To be fair to South Africa for the first half of their reply they were in the game thanks to the batting efforts of Dane van Niekerk (34), Marizanne Kapp (27) and skipper Mignon du Preez (15). They took a liking to the pace of Katherine Brunt and Anya Shrubsole hitting nine boundaries in the six over powerplay and taking South Africa to 46/1 (Lizelle Lee the only casualty). But once England could put five fielders out on the boundary South Africa could only get the ball over the rope on two more occasions, and their effort petered out once du Preez and van Niekerk had fallen to hoisted leg-side shots. In fact they lost their last eight wickets while scoring just 28 runs, to be bowled out in the 19th over for just 99 runs. It was a disappointing end for the crowd of around 1,000 and those watching on television.
Television coverage of the women's game is, of course, a two-edged sword. Good games encourage more to follow (and play) the sport, but one-sided games encourage derogatory and negative comments, usually from ill-informed male morons. Unfortunately India chose not to stay after the Test and ODI series and have a T20 series against England, perhaps for fear of their own shortcomings in this format of the game. Given that the T20s are the only format that Sky are willing to broadcast at the moment, the ECB decided that they had to fill the fixtures and keep the sport on the television. Unfortunately so far South Africa have not proved much of a challenge, so the coverage has attracted negative rather than positive reaction. But even two evenly-matched teams often fail to produce a decent viewing spectacle and therefore I think the rules for Women's T20s need to be reviewed.

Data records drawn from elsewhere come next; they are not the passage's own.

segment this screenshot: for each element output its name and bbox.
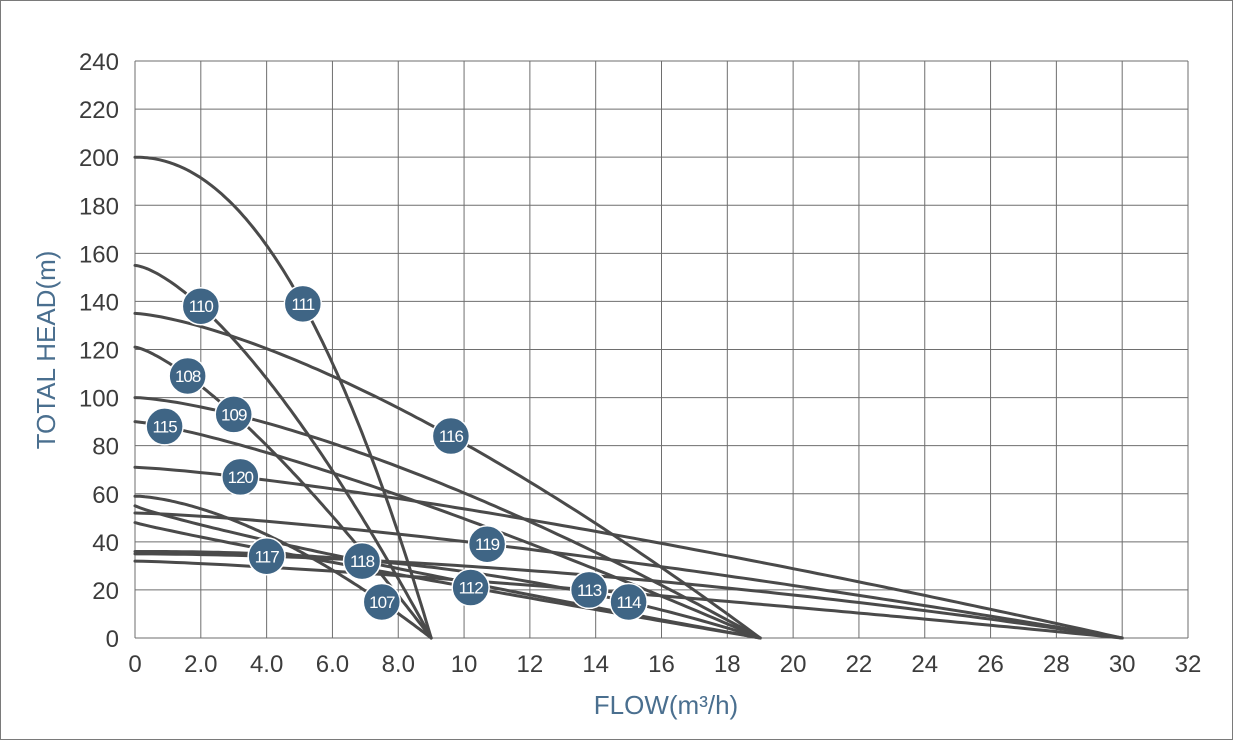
x-tick-label: 14: [582, 651, 609, 678]
badge-label: 118: [350, 552, 375, 571]
y-tick-label: 0: [106, 626, 119, 653]
badge-circle: [221, 457, 260, 497]
curve-badge-108: 108: [168, 356, 207, 396]
y-axis-title: TOTAL HEAD(m): [31, 251, 61, 450]
badge-label: 114: [617, 593, 642, 612]
x-tick-label: 12: [517, 651, 544, 678]
tick-labels: 0 2.0 4.0 6.0 8.0 10 12 14 16 18 20 22 24 26 28 30 32 0 20…: [79, 49, 1201, 678]
curve-114: [133, 550, 762, 640]
x-tick-label: 16: [648, 651, 675, 678]
x-tick-label: 4.0: [250, 651, 283, 678]
curve-badge-114: 114: [609, 582, 648, 622]
badge-circle: [362, 582, 402, 622]
badge-label: 115: [153, 417, 178, 436]
curve-badge-118: 118: [342, 541, 382, 581]
x-tick-label: 20: [780, 651, 807, 678]
badge-circle: [247, 537, 286, 576]
curve-badge-109: 109: [214, 395, 253, 434]
x-tick-label: 2.0: [184, 651, 217, 678]
x-axis-title: FLOW(m³/h): [594, 690, 738, 720]
badge-label: 120: [228, 468, 254, 487]
curve-120: [133, 465, 1124, 640]
y-tick-label: 220: [79, 97, 119, 124]
badge-circle: [214, 395, 253, 434]
curve-badge-120: 120: [221, 457, 260, 497]
x-tick-label: 24: [911, 651, 938, 678]
curve-badge-117: 117: [247, 537, 286, 576]
badge-circle: [609, 582, 648, 622]
x-tick-label: 30: [1109, 651, 1136, 678]
curve-110: [133, 263, 433, 640]
badge-label: 109: [221, 405, 247, 424]
badge-label: 112: [459, 579, 484, 598]
badge-circle: [283, 284, 323, 324]
curve-badge-119: 119: [467, 524, 507, 564]
badge-label: 113: [577, 581, 602, 600]
curve-badges: 111 110 108 107 116 109 115 118 112 114 120 119 117 1…: [145, 284, 648, 622]
badge-circle: [569, 570, 609, 610]
x-tick-label: 0: [128, 651, 141, 678]
y-tick-label: 240: [79, 49, 119, 76]
badge-circle: [168, 356, 207, 396]
y-tick-label: 60: [92, 482, 119, 509]
badge-label: 116: [439, 427, 464, 446]
x-tick-label: 18: [714, 651, 741, 678]
curve-badge-112: 112: [451, 568, 490, 607]
curve-badge-113: 113: [569, 570, 609, 610]
y-tick-label: 20: [92, 578, 119, 605]
badge-circle: [181, 286, 221, 326]
badge-label: 110: [189, 297, 214, 316]
curve-112: [133, 521, 762, 640]
badge-label: 117: [255, 547, 280, 566]
x-tick-label: 26: [977, 651, 1004, 678]
badge-circle: [342, 541, 382, 581]
curve-badge-110: 110: [181, 286, 221, 326]
y-tick-label: 100: [79, 386, 119, 413]
curve-badge-115: 115: [145, 407, 184, 446]
curve-117: [133, 552, 1124, 640]
y-tick-label: 80: [92, 434, 119, 461]
curve-badge-116: 116: [431, 416, 471, 456]
y-tick-label: 160: [79, 241, 119, 268]
curve-badge-111: 111: [283, 284, 323, 324]
y-tick-label: 140: [79, 289, 119, 316]
x-tick-label: 8.0: [382, 651, 415, 678]
x-tick-label: 10: [451, 651, 478, 678]
x-tick-label: 6.0: [316, 651, 349, 678]
badge-label: 119: [475, 535, 500, 554]
badge-circle: [467, 524, 507, 564]
badge-label: 107: [369, 593, 395, 612]
y-tick-label: 40: [92, 530, 119, 557]
curve-119: [133, 511, 1124, 640]
badge-label: 108: [175, 367, 201, 386]
y-tick-label: 180: [79, 193, 119, 220]
curve-badge-107: 107: [362, 582, 402, 622]
badge-circle: [431, 416, 471, 456]
badge-circle: [451, 568, 490, 607]
x-tick-label: 32: [1175, 651, 1202, 678]
y-tick-label: 200: [79, 145, 119, 172]
y-tick-label: 120: [79, 338, 119, 365]
grid: [134, 60, 1189, 639]
x-tick-label: 22: [846, 651, 873, 678]
curve-111: [133, 155, 433, 640]
badge-circle: [145, 407, 184, 446]
badge-label: 111: [291, 295, 314, 314]
x-tick-label: 28: [1043, 651, 1070, 678]
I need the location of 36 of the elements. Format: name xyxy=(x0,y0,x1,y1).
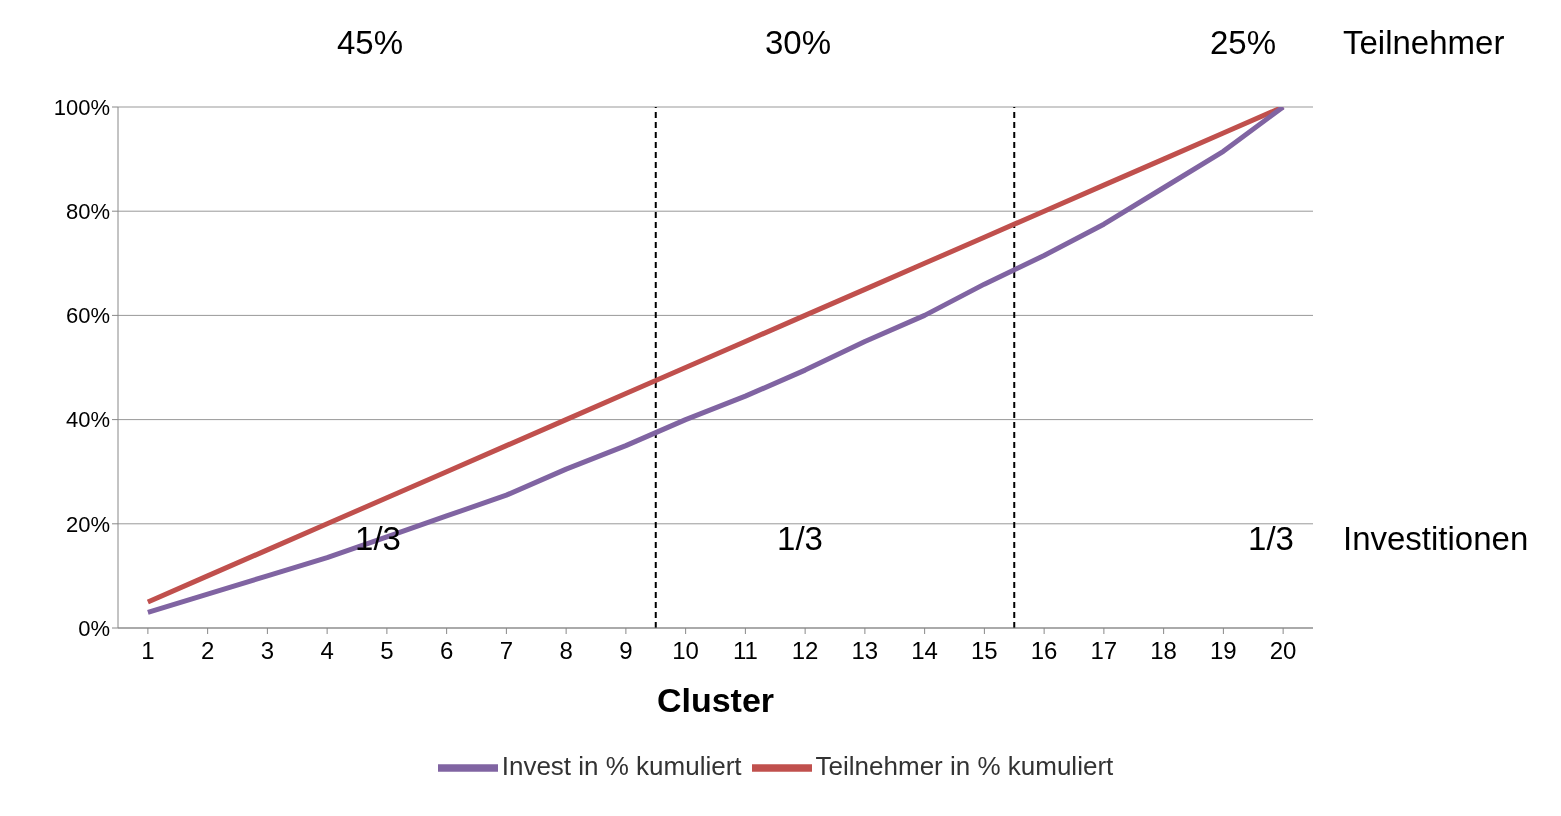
x-tick-label: 3 xyxy=(260,637,275,665)
text: Teilnehmer xyxy=(1343,23,1505,63)
text: 45% xyxy=(335,23,405,63)
x-axis-title: Cluster xyxy=(656,681,775,720)
x-tick-label: 6 xyxy=(439,637,454,665)
y-tick-label: 60% xyxy=(65,303,110,329)
legend-label: Teilnehmer in % kumuliert xyxy=(815,750,1114,781)
text: 25% xyxy=(1208,23,1278,63)
x-tick-label: 11 xyxy=(732,637,758,665)
y-tick-label: 80% xyxy=(65,199,110,225)
text: Investitionen xyxy=(1343,519,1529,559)
x-tick-label: 12 xyxy=(791,637,819,665)
x-tick-label: 14 xyxy=(911,637,938,665)
legend-label: Invest in % kumuliert xyxy=(501,750,742,781)
y-tick-label: 100% xyxy=(53,94,110,120)
x-tick-label: 19 xyxy=(1210,637,1237,665)
x-tick-label: 5 xyxy=(380,637,394,665)
x-tick-label: 7 xyxy=(499,637,514,665)
annotation: 1/3 xyxy=(1248,520,1294,557)
x-tick-label: 8 xyxy=(559,637,573,665)
x-tick-label: 15 xyxy=(971,637,998,665)
x-tick-label: 2 xyxy=(200,637,215,665)
x-tick-label: 17 xyxy=(1090,637,1118,665)
y-tick-label: 20% xyxy=(65,511,110,537)
x-tick-label: 20 xyxy=(1269,637,1297,665)
y-tick-label: 40% xyxy=(65,407,110,433)
x-tick-label: 10 xyxy=(672,637,699,665)
text: 30% xyxy=(763,23,833,63)
annotation: 1/3 xyxy=(776,519,824,559)
y-tick-label: 0% xyxy=(78,615,110,641)
x-tick-label: 1 xyxy=(141,637,155,665)
x-tick-label: 18 xyxy=(1150,637,1177,665)
x-tick-label: 9 xyxy=(619,637,633,665)
x-tick-label: 4 xyxy=(320,637,334,665)
x-tick-label: 16 xyxy=(1030,637,1058,665)
x-tick-label: 13 xyxy=(851,637,879,665)
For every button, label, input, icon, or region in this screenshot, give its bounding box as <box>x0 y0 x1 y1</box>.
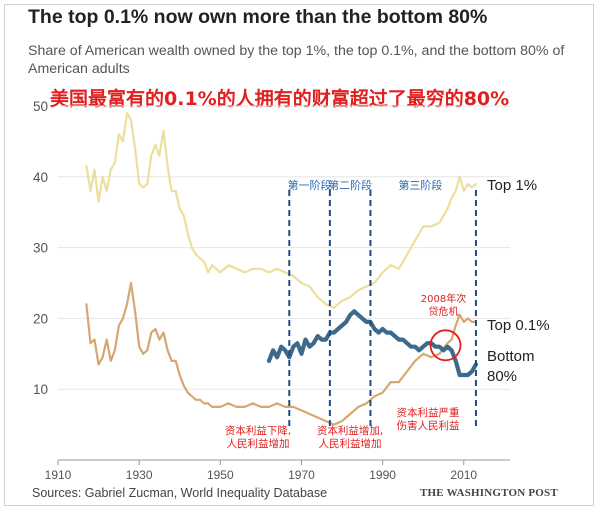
x-tick-label: 1930 <box>126 468 153 482</box>
x-tick-label: 2010 <box>450 468 477 482</box>
chart-title: The top 0.1% now own more than the botto… <box>28 6 488 28</box>
series-label-top01: Top 0.1% <box>487 317 550 334</box>
phase-label: 第三阶段 <box>398 178 442 192</box>
annotation-note: 人民利益增加 <box>319 437 382 450</box>
phase-label: 第二阶段 <box>328 178 372 192</box>
chinese-headline: 美国最富有的0.1%的人拥有的财富超过了最穷的80% <box>50 88 510 110</box>
series-line-bottom80 <box>266 309 478 378</box>
x-tick-label: 1950 <box>207 468 234 482</box>
chart-frame <box>4 4 594 506</box>
annotation-note: 资本利益下降, <box>225 424 291 437</box>
chart-subtitle: Share of American wealth owned by the to… <box>28 43 565 77</box>
publisher-logo: THE WASHINGTON POST <box>420 487 558 499</box>
source-note: Sources: Gabriel Zucman, World Inequalit… <box>32 486 328 500</box>
x-tick-label: 1970 <box>288 468 315 482</box>
series-label-bottom80-line2: 80% <box>487 368 517 385</box>
series-line-top01 <box>85 281 477 426</box>
y-tick-label: 20 <box>33 311 48 326</box>
crisis-circle <box>429 329 462 362</box>
series-line-top1 <box>85 112 477 309</box>
series-label-bottom80-line1: Bottom <box>487 348 535 365</box>
y-tick-label: 40 <box>33 170 48 185</box>
annotation-note: 资本利益严重 <box>397 406 460 419</box>
series-label-top1: Top 1% <box>487 177 537 194</box>
annotation-note: 资本利益增加, <box>317 424 383 437</box>
annotation-note: 人民利益增加 <box>227 437 290 450</box>
crisis-label: 2008年次 <box>421 292 466 305</box>
crisis-label: 贷危机 <box>428 305 458 318</box>
annotation-note: 伤害人民利益 <box>397 419 460 432</box>
x-tick-label: 1990 <box>369 468 396 482</box>
y-tick-label: 30 <box>33 241 48 256</box>
x-tick-label: 1910 <box>45 468 72 482</box>
y-tick-label: 10 <box>33 382 48 397</box>
phase-label: 第一阶段 <box>288 178 332 192</box>
y-tick-label: 50 <box>33 99 48 114</box>
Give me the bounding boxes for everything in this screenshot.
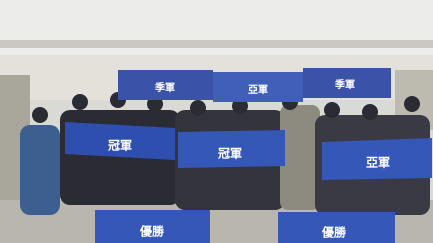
sign-label: 冠軍 [108,139,132,153]
sign-label: 優勝 [321,225,347,240]
sign-label: 冠軍 [218,147,242,161]
person-head [190,100,206,116]
person-head [32,107,48,123]
sign-label: 優勝 [139,224,165,239]
sign-label: 季軍 [334,78,355,91]
person [20,125,60,215]
beam [0,40,433,48]
page: 季軍 亞軍 季軍 冠軍 冠軍 亞軍 優勝 優勝 (() => { const d… [0,0,433,243]
sign-label: 亞軍 [248,84,268,96]
photo: 季軍 亞軍 季軍 冠軍 冠軍 亞軍 優勝 優勝 [0,0,433,243]
person-head [72,94,88,110]
person-head [324,102,340,118]
person-head [404,96,420,112]
sign-label: 亞軍 [366,156,390,170]
person-head [362,104,378,120]
person [280,105,320,210]
sign-label: 季軍 [154,81,175,94]
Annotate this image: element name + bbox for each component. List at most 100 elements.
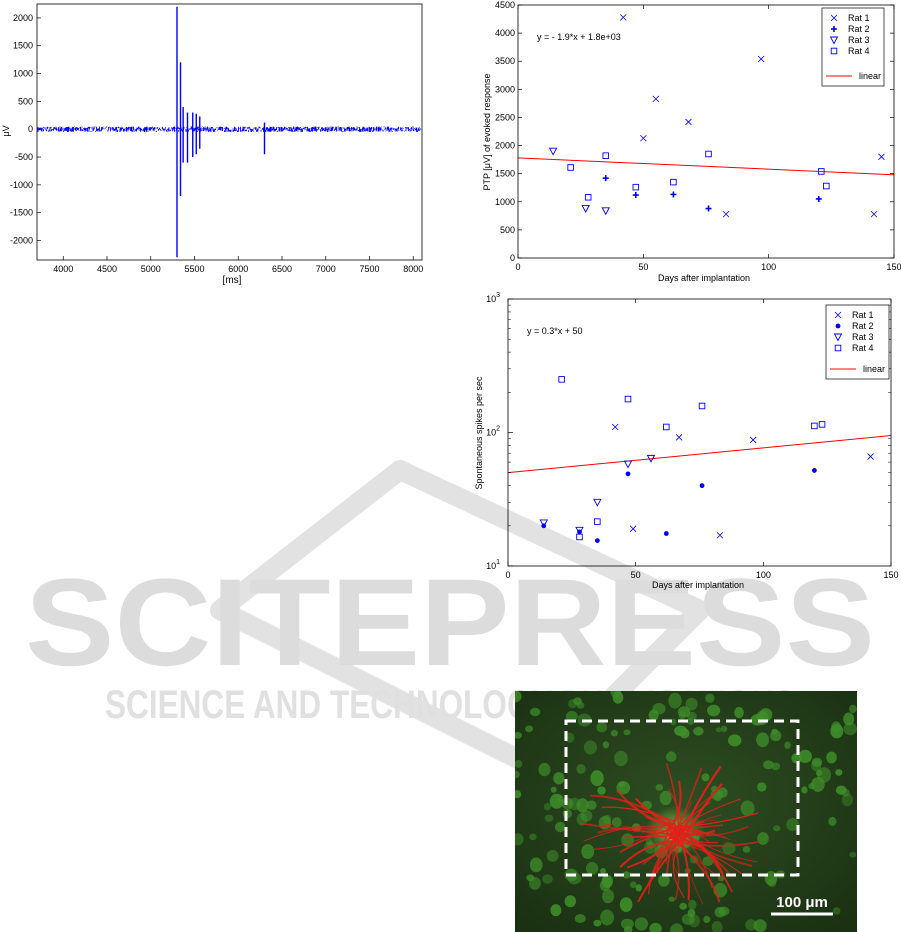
green-cell [554,821,566,833]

Much criticism has been levelled at England for their failure to hit 6s (they have not hit one since 29th January 2014), and there was much discussion on Sky about the size of the boundaries at Chelmsford (too big it was thought). Personally I am not that bothered about the girls hitting 6s. What I think is far more important is the lack of boundaries outside of the powerplay overs. The reason is obvious. The girls do not have the power to muscle the ball over the rope when there are five fielders back on the boundary, usually all in front of the bat - three on the legside - deep square, deep midwicket (cow) and long-on, and two on the off-side at long-off and deep extra cover. With little pace on the ball from the spinners and the medium-pacers, if you bowl straight then it is very difficult to get the ball to the boundary. The first change I would suggest therefore is that the maximum number of players allowed outside the circle outside of the powerplay is four.
In addition I would also suggest that the batting team be allowed a second four over batting powerplay spell to be taken before the end of the 15th over. As in the first six overs of the game only 2 fielders would be allowed outside the circle during these overs.
The final suggestion, and this is a bit more radical, is that the number of players in the team be reduced to 10, so that a skipper only has eight fielders available to plug the gaps in the field, along with the bowler and wicket-keeper. I can hear sharp intakes of breath being taken all over the country, and especially at Lords and the headquarters of the Association of Cricket Statisticians & Historians. This would fundamentally change the game. Records would have to be "pre" and "post" the change. The chances of it being implemented are probably less than 1%, but it is at least worth thinking about, isn't it?
Cricket revenues are dictated by television and therefore women's cricket needs to have a product that it can sell to the television companies that will attract viewers. At the moment I am not sure that Women's T20 cricket fulfills that brief. Perhaps some of these changes could be considered by the first Board brave enough to stage their own international T20 tournament?